One of the key differences between the China model and the Singapore model is the failure to manage state assets on a commercial basis. In theory SASAC is supposed to enhance the performance of state assets. However in practice it acts more as a supervisor for the corporate governance reforms of state-owned enterprise, leaving operational decisions and investment responsibilities at the central level to 115 unlisted state-owned groups.
Presumably this could begin to change with the new reforms. For example, in Shanghai, a local asset management company is reported to be taking over equity ownership of seven listed state-controlled firms from four unlisted state-owned group companies, including the listed SAIC motor group limited corporation (上海汽车集团股份有限公司) – China’s largest automaker by sales. SASAC has said that these investment management companies will be tasked with improving the allocation and quality of state assets in such a way that increases value (改善国有资本的分布结构和质量效益，实现国有资本的保值增长).
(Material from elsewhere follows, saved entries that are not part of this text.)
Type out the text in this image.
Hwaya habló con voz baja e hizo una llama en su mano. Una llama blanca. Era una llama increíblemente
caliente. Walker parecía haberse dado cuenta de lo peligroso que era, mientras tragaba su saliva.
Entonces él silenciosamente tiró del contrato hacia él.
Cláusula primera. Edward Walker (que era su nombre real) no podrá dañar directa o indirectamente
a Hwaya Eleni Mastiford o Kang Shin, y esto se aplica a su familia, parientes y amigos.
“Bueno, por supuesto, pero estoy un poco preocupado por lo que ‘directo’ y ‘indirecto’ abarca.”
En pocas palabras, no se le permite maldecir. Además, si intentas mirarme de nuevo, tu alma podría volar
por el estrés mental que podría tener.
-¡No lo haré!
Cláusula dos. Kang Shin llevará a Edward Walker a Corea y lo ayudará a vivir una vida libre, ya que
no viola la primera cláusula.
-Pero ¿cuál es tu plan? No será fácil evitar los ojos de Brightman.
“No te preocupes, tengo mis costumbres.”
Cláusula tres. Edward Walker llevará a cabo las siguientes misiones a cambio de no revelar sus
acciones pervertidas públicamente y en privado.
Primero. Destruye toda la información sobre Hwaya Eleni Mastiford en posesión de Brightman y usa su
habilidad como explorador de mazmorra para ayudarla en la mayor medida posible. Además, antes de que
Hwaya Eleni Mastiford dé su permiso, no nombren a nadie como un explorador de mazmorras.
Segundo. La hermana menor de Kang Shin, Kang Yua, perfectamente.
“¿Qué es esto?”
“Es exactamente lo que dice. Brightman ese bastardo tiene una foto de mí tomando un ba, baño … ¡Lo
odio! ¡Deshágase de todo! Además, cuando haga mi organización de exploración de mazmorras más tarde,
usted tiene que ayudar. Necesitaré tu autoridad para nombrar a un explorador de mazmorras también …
Yet even with the owner and the manager separated, there is no guarantee that China’s state-owned investment companies will operate on a commercial basis. For example, Central Huijin (中央汇金) – a subsidiary of China Investment Corporation and the Ministry of Finance – is already managing state equity positions in China’s state dominated financial sector. However, Central Huijin’s role has namely been to prop up the share price of struggling banks rather than maximize the investment of state assets in accordance with market principles.
In contrast, Temasek was committed to selling underperforming state-owned assets, and even investing in private or foreign companies to improve the performance of its portfolio. Of the 35 state-owned companies in Temasek’s portfolio at inception, only 11 firms remain. The rest have been divested or liquidated. Today only 30 percent of Temasek’s portfolio is exposed to Singapore.
The performance of state firms, whether corporatized or not, are also unlikely to improve without more competitive markets. Temasek’s success was related to the liberalization of state dominated sectors. For example, the telecommunications market was liberalized in 1998, exposing the Temasek-owned – Singtel – to competition from private players, such as M1 Limited. Financial services have also long been exposed to domestic and foreign competition in Singapore. The state-controlled – DBS bank – only controls about two-fifths of the assets of domestic-owned banks. As a city-state Singapore industries – whether state or private-dominated – are also inherently more vulnerable to foreign competition on services then large territorial nations like China.
In contrast, China’ state-asset regulators continue to call for maintaining absolute control of important sectors and strategic areas (重要行业和关键领域), and majority control of backbone industries, new technology sectors, and strategic emerging industries.
The success or failure of China’s state-owned sector ultimately will depend on the leadership’s commitment to open and competitive markets made in the third plenum. This will make it easier for managers of state capital to allocate resources to firms that generate the highest returns rather than cling to the hope of mechanically improving legacy state-owned enterprises.